By Tim Palmer

How excellent a thing it is to have a monopoly! Nevertheless, it tends to make your shareholders greedy and despite first quarter figures to die for, Intel Corp’s shares went into reverse ahead of the opening of Wall Street trading yesterday because of a few weasel words in the statement and conference call. The company warned that revenues for the second quarter may be flat with or only slightly higher than those for the first quarter, which doesn’t really seem so bad, but the shares traded as low as $129.875 before the opening, down from Monday’s close of $133.75. Intel also delivered a bit of a surprise by saying its next regularly scheduled price reductions, due at the end of April, would be about the same as price cuts made in February, where there had been expectations that they would be much deeper – securities analysts at the time said the February price cuts were less than had been expected, interpreting that as a sign of solid demand for Intel chips.
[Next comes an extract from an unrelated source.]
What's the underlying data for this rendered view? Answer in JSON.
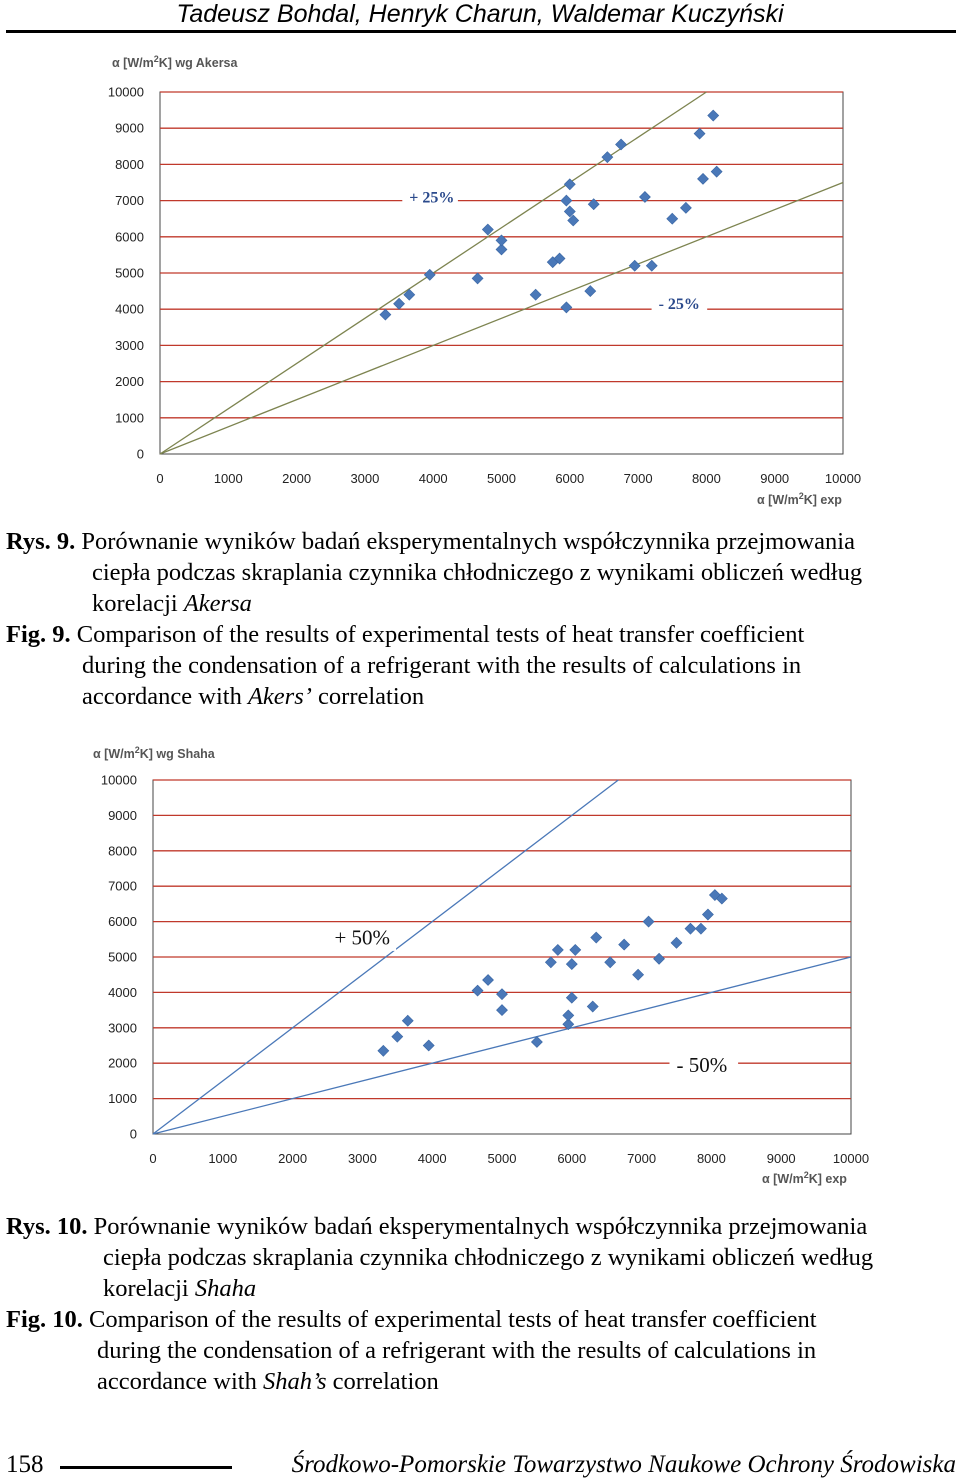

February price cuts ranged from no change to cuts of up to 34%. A more profitable mix of products improved wellnamed gross margins during the quarter to 64% from 63% in the final quarter of 1996, but the company warns that its margins will be flat or slightly lower in the current quarter, and at about 60% for the year, eventually tailing off towards 50%. Intel also says it plans to boost marketing expenses by 7% to 9% this quarter, which could leave a very small dent in the profits it would otherwise have reported. Intel said its revenue in the first quarter rose in all geographic regions except the Americas. Asia-Pacific revenue, which accounts for about 20% of Intel’s total, almost doubled. The idea that Advanced Micro Devices Inc and Cyrix Corp pose any real threat to Intel is ludicrous: all the spare capacity in the world capable of turning out Pentiums and Pentium Pros couldn’t produce more than a fraction the number Intel routinely makes.